37.Ke1 (White does not have time to push his a-pawn. After 37.a6? Qd5+ 38.Kc1 Qc6+ 39.Kd1 Qxg2 40.Qc3 Qh1+ 41.Qe1 Qe4, black threatens mates on c2 or b1.) 37...Qxa5+ 38.Kf1 Qc7 39.Qd4 Qc1+ 40.Qd1 Qb2 41.a4 Qb4 42.Kg1 Bd7! (Black picks up a second pawn since after 43.Qxd7? Qe1+ 44.Bf1 Qf2+ 45.Kh1 Qxf1 black mates. The game is over.) 43.Qa1 Qf4 44.Qf1 (After 44.Bf3 Bc6! white is in dire straits, for example 45.Bxc6 Qf2+ 46.Kh1 e2; or 45.Qd1 Bxa4 46.Qd8 Qb4! 47.h3 Bb5 48.Qxf6 e2 and black wins.) 44...Qxf1+ 45.Kxf1 Bxa4 46.Bd3 Bd1 47.Be2 Bc2 48.Bb5 f5 49.g3 g5 White resigned.

Looking for Ideas

Tournament players can find many interesting ideas in two works published this year by the Gambit Publications. Those interested in the English opening, should consult John Watson's new book "Mastering the Chess Opening, Volume 3." Watson expertly guides the reader through the tricky English roads, scattering some pretty gems along the way. GM Igor Stohl's "Instructive Modern Chess Masterpieces" was a game collection that won the 2001 Cramer Award for Best Book. The new edition is enlarged by 12 well-selected games. Stohl's opening erudition shows throughout the book. His comments are deep, insightful and of high quality.

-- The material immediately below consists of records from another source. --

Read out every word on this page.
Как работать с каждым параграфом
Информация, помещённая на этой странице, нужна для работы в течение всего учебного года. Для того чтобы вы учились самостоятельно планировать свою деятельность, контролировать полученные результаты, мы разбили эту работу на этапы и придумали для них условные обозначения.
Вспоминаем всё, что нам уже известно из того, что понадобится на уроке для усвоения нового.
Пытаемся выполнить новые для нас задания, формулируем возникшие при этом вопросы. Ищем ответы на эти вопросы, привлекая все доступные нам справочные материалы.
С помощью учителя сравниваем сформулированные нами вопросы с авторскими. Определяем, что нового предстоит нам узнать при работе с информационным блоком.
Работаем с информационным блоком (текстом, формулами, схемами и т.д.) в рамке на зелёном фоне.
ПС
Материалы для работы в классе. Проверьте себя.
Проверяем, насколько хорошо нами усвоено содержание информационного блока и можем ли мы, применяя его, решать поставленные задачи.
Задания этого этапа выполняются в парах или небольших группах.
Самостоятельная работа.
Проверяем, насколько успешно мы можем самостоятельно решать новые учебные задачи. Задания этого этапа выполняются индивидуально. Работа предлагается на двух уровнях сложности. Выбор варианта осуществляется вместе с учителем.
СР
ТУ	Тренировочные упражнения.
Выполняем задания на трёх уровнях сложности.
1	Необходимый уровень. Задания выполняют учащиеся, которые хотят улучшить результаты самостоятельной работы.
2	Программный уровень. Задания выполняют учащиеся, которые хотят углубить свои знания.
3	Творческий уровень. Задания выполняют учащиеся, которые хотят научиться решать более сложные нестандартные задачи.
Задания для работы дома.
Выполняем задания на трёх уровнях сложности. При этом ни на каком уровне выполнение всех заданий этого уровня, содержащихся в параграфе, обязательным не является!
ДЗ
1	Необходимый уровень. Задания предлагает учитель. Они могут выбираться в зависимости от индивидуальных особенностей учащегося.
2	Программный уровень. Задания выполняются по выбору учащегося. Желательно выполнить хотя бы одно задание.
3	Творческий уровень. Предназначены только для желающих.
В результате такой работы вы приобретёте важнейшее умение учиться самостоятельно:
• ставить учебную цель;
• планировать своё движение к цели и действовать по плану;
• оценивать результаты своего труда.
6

Solution to Last Week's Puzzle

April 13: White wins by Henri Rinck (White: Kc7,Rh1,Ne4,Ne5; Black: Kb5,Qf4): 1.Nc3+ Kc5! (On 1...Ka5 2.Ra1+ Kb4 3.Nd5+ wins.) 2.Rh5! Qf1! (The only move. After 2...Qf8 3.Nd7+; or after 2...Kd4 3.Ne2+, white wins.) 3.Rh4! (Creating a mating net and threatening 4.Nd7 mate.) 3...Qf7+! 4.Nd7+! (But not 4.Nxf7? stalemate.) White wins.